Even before the stress of a pandemic, dating was never easy for teens. Now, Yale researchers have developed a video game designed to help Black teenage girls make healthy dating decisions.
The game is called InvestiDate.
Teens play in groups of three to six. Since the games focuses on heterosexual girls, they are given profiles of teenage boys. Clues make the determination between good choices and bad ones.
“So the game uses a point system. So you’re able to gain points based off of if you’re able to identify red flags and green flags. The green flags typically mean healthy behavior, more complimentary behaviors,” said Dr. Ijeoma Opara, an assistant professor at the Yale School of Public Health. “Looking at how to identity positive characteristics in a partner that you’re interested in.”
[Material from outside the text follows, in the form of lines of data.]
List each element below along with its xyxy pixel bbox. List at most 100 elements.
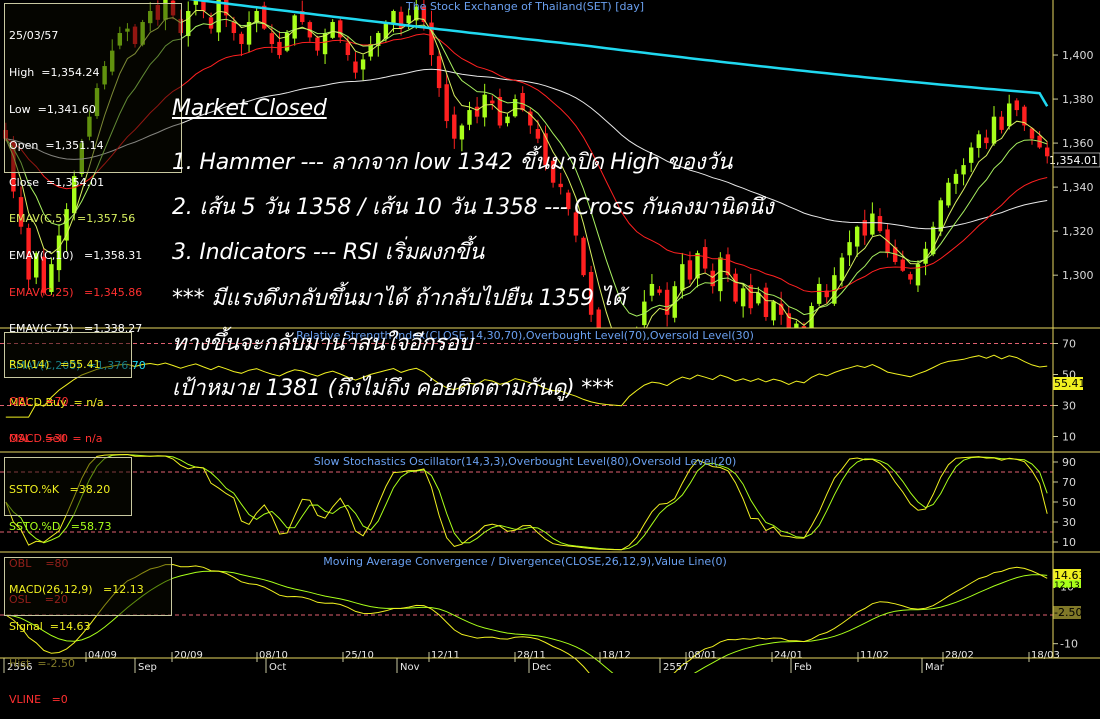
candle-body — [474, 106, 480, 117]
rsi-info-box: RSI(14) =55.41 OBL =70 OSL =30 — [4, 332, 132, 444]
annotation-title: Market Closed — [172, 96, 327, 121]
month-label: Oct — [269, 662, 286, 673]
date-label: 24/01 — [774, 650, 803, 661]
stochastic-y-axis: 10 30 50 70 90 — [1053, 456, 1076, 549]
candle-body — [535, 129, 541, 139]
candle-body — [687, 260, 693, 280]
candle-body — [436, 56, 442, 89]
stoch-d-value: SSTO.%D =58.73 — [9, 520, 112, 534]
price-info-box: 25/03/57 High =1,354.24 Low =1,341.60 Op… — [4, 3, 182, 445]
candle-body — [702, 247, 708, 269]
info-date: 25/03/57 — [9, 29, 59, 43]
candle-body — [771, 301, 776, 321]
price-tick-label: 1,400 — [1062, 49, 1094, 62]
candle-body — [854, 226, 860, 247]
candle-body — [269, 33, 275, 45]
stoch-k-value: SSTO.%K =38.20 — [9, 483, 111, 497]
info-open: Open =1,351.14 — [9, 139, 104, 153]
candle-body — [649, 283, 655, 296]
date-label: 08/01 — [688, 650, 717, 661]
price-tick-label: 1,340 — [1062, 181, 1094, 194]
candle-body — [794, 323, 799, 328]
date-label: 18/03 — [1031, 650, 1060, 661]
candle-body — [604, 349, 608, 367]
candle-body — [277, 41, 282, 56]
candle-body — [664, 289, 670, 315]
candle-body — [505, 116, 510, 124]
annotation-line-2: 2. เส้น 5 วัน 1358 / เส้น 10 วัน 1358 --… — [172, 195, 774, 220]
candle-body — [619, 387, 623, 396]
rsi-tick-label: 70 — [1062, 338, 1076, 351]
candle-body — [558, 183, 563, 188]
rsi-y-axis: 10305070 — [1053, 338, 1076, 444]
candle-body — [809, 305, 814, 328]
candle-body — [231, 21, 237, 34]
candle-body — [999, 116, 1004, 130]
info-close: Close =1,354.01 — [9, 175, 105, 189]
candle-body — [938, 200, 943, 232]
macd-info-box: MACD(26,12,9) =12.13 Signal =14.63 Hist … — [4, 557, 172, 706]
info-low: Low =1,341.60 — [9, 102, 96, 116]
candle-body — [900, 259, 905, 271]
macd-hist-value-label: -2.50 — [1054, 606, 1082, 619]
candle-body — [968, 147, 974, 163]
candle-body — [710, 270, 715, 287]
macd-tick-label: -10 — [1060, 638, 1078, 651]
month-label: 2557 — [663, 662, 688, 673]
candle-body — [976, 134, 981, 148]
candle-body — [733, 273, 738, 302]
price-tick-label: 1,320 — [1062, 225, 1094, 238]
macd-title: Moving Average Convergence / Divergence(… — [323, 555, 727, 568]
rsi-tick-label: 30 — [1062, 400, 1076, 413]
rsi-tick-label: 10 — [1062, 431, 1076, 444]
candle-body — [953, 173, 959, 184]
stochastic-panel: Slow Stochastics Oscillator(14,3,3),Over… — [0, 453, 1076, 551]
annotation-line-3: 3. Indicators --- RSI เริ่มผงกขึ้น — [172, 240, 485, 265]
candle-body — [680, 264, 685, 291]
annotation-line-4: *** มีแรงดึงกลับขึ้นมาได้ ถ้ากลับไปยืน 1… — [172, 286, 626, 311]
candle-body — [292, 15, 297, 39]
candle-body — [512, 99, 518, 117]
rsi-value-label: 55.41 — [1054, 377, 1086, 390]
date-label: 18/12 — [602, 650, 631, 661]
macd-value-label: 12.13 — [1054, 581, 1080, 591]
annotation-line-1: 1. Hammer --- ลากจาก low 1342 ขึ้นมาปิด … — [172, 150, 733, 175]
date-label: 12/11 — [431, 650, 460, 661]
stochastic-title: Slow Stochastics Oscillator(14,3,3),Over… — [314, 455, 737, 468]
price-tick-label: 1,380 — [1062, 93, 1094, 106]
candle-body — [627, 359, 631, 398]
macd-value: MACD(26,12,9) =12.13 — [9, 583, 144, 597]
month-label: Feb — [794, 662, 812, 673]
candle-body — [870, 213, 875, 235]
stochastic-d-line — [5, 454, 1048, 551]
candle-body — [452, 114, 457, 139]
info-high: High =1,354.24 — [9, 66, 100, 80]
stochastic-tick-label: 90 — [1062, 456, 1076, 469]
stochastic-k-line — [5, 453, 1048, 551]
candle-body — [467, 110, 472, 125]
candle-body — [345, 42, 351, 56]
date-label: 08/10 — [259, 650, 288, 661]
stochastic-info-box: SSTO.%K =38.20 SSTO.%D =58.73 OBL =80 OS… — [4, 457, 132, 606]
candle-body — [459, 125, 465, 140]
candle-body — [984, 137, 989, 144]
annotation-line-6: เป้าหมาย 1381 (ถึงไม่ถึง ค่อยติดตามกันดู… — [172, 376, 614, 401]
stochastic-tick-label: 50 — [1062, 496, 1076, 509]
month-label: Nov — [400, 662, 420, 673]
candle-body — [360, 59, 366, 70]
date-label: 20/09 — [174, 650, 203, 661]
candle-body — [315, 37, 320, 51]
price-tick-label: 1,360 — [1062, 137, 1094, 150]
candle-body — [877, 216, 883, 232]
rsi-value: RSI(14) =55.41 — [9, 358, 101, 372]
info-ema5: EMAV(C,5) =1,357.56 — [9, 212, 136, 226]
date-label: 28/02 — [945, 650, 974, 661]
candle-body — [208, 17, 214, 29]
stochastic-tick-label: 30 — [1062, 516, 1076, 529]
stochastic-tick-label: 10 — [1062, 536, 1076, 549]
candle-body — [353, 61, 358, 73]
macd-vline-value: VLINE =0 — [9, 693, 68, 707]
candle-body — [740, 288, 746, 307]
candle-body — [991, 116, 997, 144]
rsi-obl: OBL =70 — [9, 395, 69, 409]
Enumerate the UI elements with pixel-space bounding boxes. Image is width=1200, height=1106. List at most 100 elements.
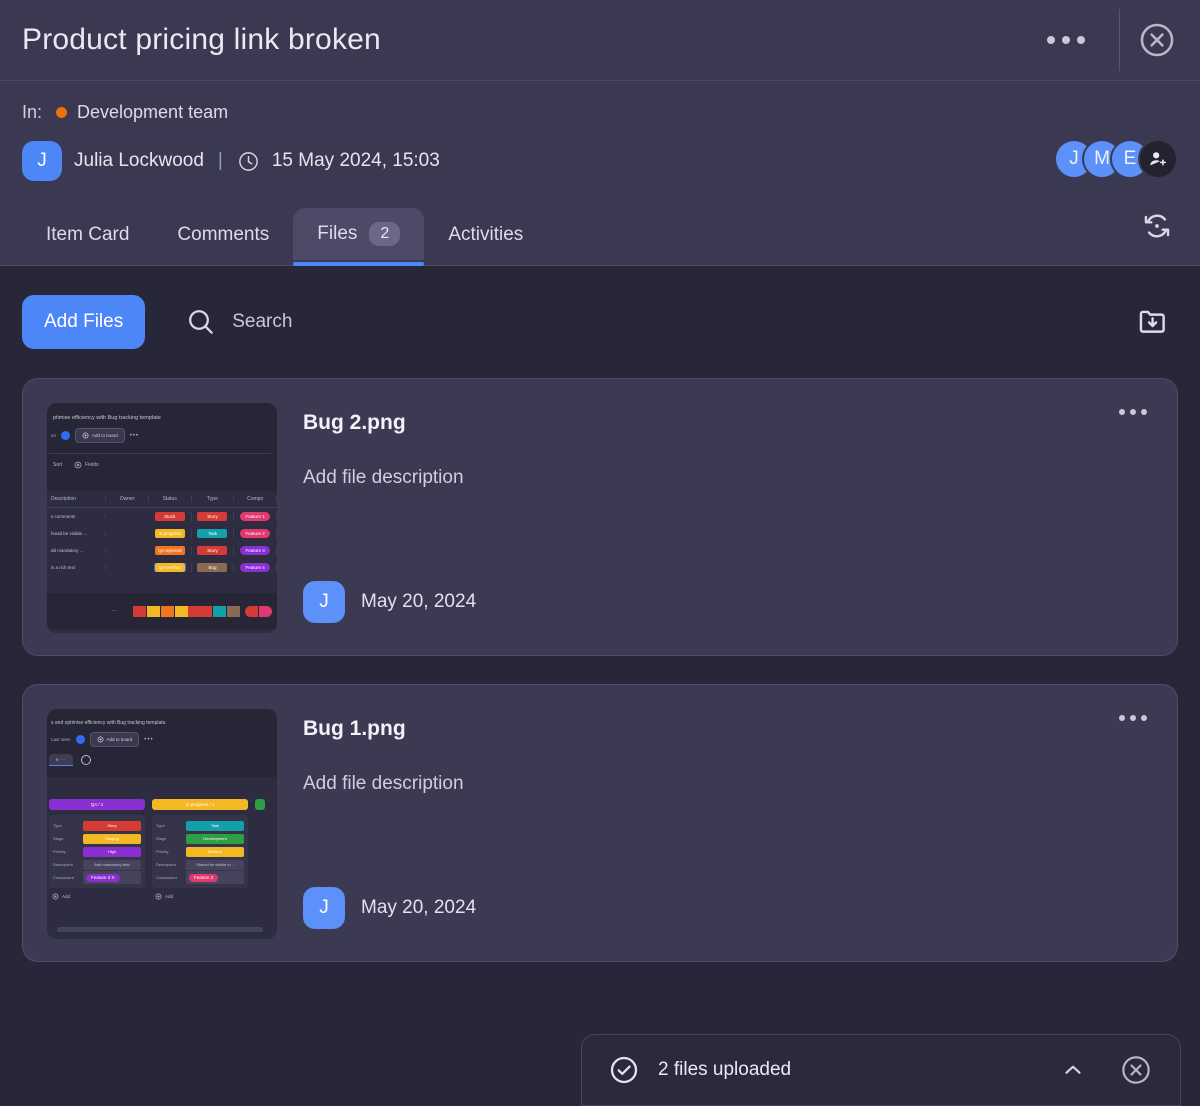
search-icon: [185, 306, 217, 338]
table-row: hould be visible ... In progress Task Fe…: [47, 525, 277, 542]
kanban-column: [255, 799, 265, 900]
title-bar-actions: [1029, 9, 1182, 71]
file-menu-button[interactable]: [1111, 401, 1155, 423]
tab-comments[interactable]: Comments: [153, 210, 293, 260]
tab-bar: Item Card Comments Files 2 Activities: [0, 183, 1200, 266]
avatar: J: [303, 581, 345, 623]
plus-circle-icon: [52, 893, 59, 900]
add-files-button[interactable]: Add Files: [22, 295, 145, 349]
download-all-button[interactable]: [1128, 297, 1178, 347]
ellipsis-icon: [1062, 36, 1070, 44]
author-row: J Julia Lockwood | 15 May 2024, 15:03 J …: [22, 139, 1178, 183]
kanban-column: QA / 1 TypeStory StageStaging PriorityHi…: [49, 799, 145, 900]
avatar: J: [303, 887, 345, 929]
toast-message: 2 files uploaded: [658, 1059, 1034, 1081]
kanban-column: In progress / 1 TypeTask StageDevelopmen…: [152, 799, 248, 900]
page-title: Product pricing link broken: [22, 23, 1029, 57]
file-info: Bug 1.png Add file description J May 20,…: [303, 709, 1153, 937]
board-location: In: Development team: [22, 97, 1178, 127]
file-thumbnail[interactable]: ptimise efficiency with Bug tracking tem…: [47, 403, 277, 633]
horizontal-scrollbar[interactable]: [57, 927, 263, 932]
file-description[interactable]: Add file description: [303, 467, 1153, 489]
tab-item-card[interactable]: Item Card: [22, 210, 153, 260]
file-card[interactable]: ptimise efficiency with Bug tracking tem…: [22, 378, 1178, 656]
tab-files[interactable]: Files 2: [293, 208, 424, 260]
file-menu-button[interactable]: [1111, 707, 1155, 729]
file-owner: J May 20, 2024: [303, 581, 476, 623]
ellipsis-icon: [1141, 715, 1147, 721]
ellipsis-icon: •••: [130, 433, 139, 439]
plus-circle-icon: [97, 736, 104, 743]
table-row: is a rich text QA verified Bug Feature 4: [47, 559, 277, 576]
kanban-board-screenshot: s and optimise efficiency with Bug track…: [47, 709, 277, 939]
table-row: s comments Stuck Story Feature 1: [47, 508, 277, 525]
refresh-sync-icon: [1140, 209, 1174, 243]
search-input[interactable]: Search: [185, 306, 1128, 338]
in-label: In:: [22, 102, 42, 123]
check-circle-icon: [608, 1054, 640, 1086]
member-avatars: J M E: [1054, 139, 1178, 179]
file-attachments-panel: Product pricing link broken In: Developm…: [0, 0, 1200, 1106]
title-bar: Product pricing link broken: [0, 0, 1200, 81]
ellipsis-icon: [1119, 715, 1125, 721]
separator: |: [218, 150, 223, 172]
item-meta-bar: In: Development team J Julia Lockwood | …: [0, 81, 1200, 183]
avatar[interactable]: J: [22, 141, 62, 181]
file-date: May 20, 2024: [361, 591, 476, 613]
ellipsis-icon: [1141, 409, 1147, 415]
files-toolbar: Add Files Search: [0, 266, 1200, 378]
tab-label: Item Card: [46, 224, 129, 246]
divider: [1119, 9, 1120, 71]
upload-toast: 2 files uploaded: [581, 1034, 1181, 1106]
thumb-avatar: [61, 431, 70, 440]
board-name[interactable]: Development team: [77, 102, 228, 123]
plus-circle-icon: [82, 432, 89, 439]
tab-activities[interactable]: Activities: [424, 210, 547, 260]
tab-label: Comments: [177, 224, 269, 246]
file-description[interactable]: Add file description: [303, 773, 1153, 795]
table-row: dd mandatory ... QA rejected Story Featu…: [47, 542, 277, 559]
plus-circle-icon: [155, 893, 162, 900]
ellipsis-icon: [1130, 715, 1136, 721]
toast-collapse-button[interactable]: [1052, 1049, 1094, 1091]
gear-icon: [81, 755, 91, 765]
tab-label: Files: [317, 223, 357, 245]
sync-button[interactable]: [1132, 201, 1182, 251]
chevron-up-icon: [1060, 1057, 1086, 1083]
search-placeholder: Search: [232, 311, 292, 333]
timestamp: 15 May 2024, 15:03: [272, 150, 440, 172]
file-list: ptimise efficiency with Bug tracking tem…: [0, 378, 1200, 962]
table-header-row: Description Owner Status Type Compo: [47, 491, 277, 508]
author-name: Julia Lockwood: [74, 150, 204, 172]
eye-icon: [74, 461, 82, 469]
tab-list: Item Card Comments Files 2 Activities: [22, 201, 1132, 265]
close-circle-icon: [1120, 1054, 1152, 1086]
table-view-screenshot: ptimise efficiency with Bug tracking tem…: [47, 403, 277, 633]
file-card[interactable]: s and optimise efficiency with Bug track…: [22, 684, 1178, 962]
clock-icon: [237, 150, 260, 173]
tab-badge-count: 2: [369, 222, 400, 246]
ellipsis-icon: •••: [144, 737, 153, 743]
file-thumbnail[interactable]: s and optimise efficiency with Bug track…: [47, 709, 277, 939]
file-info: Bug 2.png Add file description J May 20,…: [303, 403, 1153, 631]
file-name: Bug 2.png: [303, 411, 1153, 435]
thumb-avatar: [76, 735, 85, 744]
tab-label: Activities: [448, 224, 523, 246]
ellipsis-icon: [1077, 36, 1085, 44]
ellipsis-icon: [1130, 409, 1136, 415]
close-button[interactable]: [1132, 15, 1182, 65]
thumb-heading: ptimise efficiency with Bug tracking tem…: [53, 415, 271, 421]
thumb-heading: s and optimise efficiency with Bug track…: [51, 720, 273, 726]
file-owner: J May 20, 2024: [303, 887, 476, 929]
ellipsis-icon: [1047, 36, 1055, 44]
thumb-table: Description Owner Status Type Compo s co…: [47, 491, 277, 593]
folder-download-icon: [1136, 305, 1170, 339]
table-summary-row: —: [47, 593, 277, 629]
toast-close-button[interactable]: [1112, 1046, 1160, 1094]
ellipsis-icon: [1119, 409, 1125, 415]
file-name: Bug 1.png: [303, 717, 1153, 741]
more-options-button[interactable]: [1029, 22, 1103, 58]
add-member-button[interactable]: [1138, 139, 1178, 179]
table-row: [47, 576, 277, 593]
thumb-add-to-board-button: Add to board: [90, 732, 140, 747]
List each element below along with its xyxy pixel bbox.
Opara said the game allows for a lighthearted conversation about serious issues. It creates a social network of girls who are empowered to hear about HIV education and how to combat dating violence.
Why is the game specifically for Black girls?
“In regards to this game, talking about healthy relationships, HIV prevention and STI prevention, Black girls are more likely to be diagnosed with STIs that lead to a diagnosis of HIV,” Opara said.
Opara said she can see the game expanding to target other cultural groups as well as boys to make them aware of what mistreatment really is.
“Do you know what it means when a girl says ‘no?’ Do you know what that means,” Opara said.
According to the Centers for Disease Control and Prevention, one in three girls in the U.S. is a victim of physical, emotional or verbal abuse from a dating partner.
Teen Dating Violence Awareness Month gives agencies dedicated to ending domestic violence the opportunity to create awareness.
“I’ve said so often the real danger here is that we don’t reach teens. They don’t grow up knowing what a healthy, or experiencing what a healthy relationship is. Then they repeat that pattern throughout their entire adult lives,” said Mary-Jane Foster, president and CEO of Interval House, the largest agency in the state dedicated to ending domestic violence.
Foster said they are partnering to work with schools in the region, middle schools, even the elementary schools on a consistent basis so students repeatedly hear the message of what a healthy relationship looks like.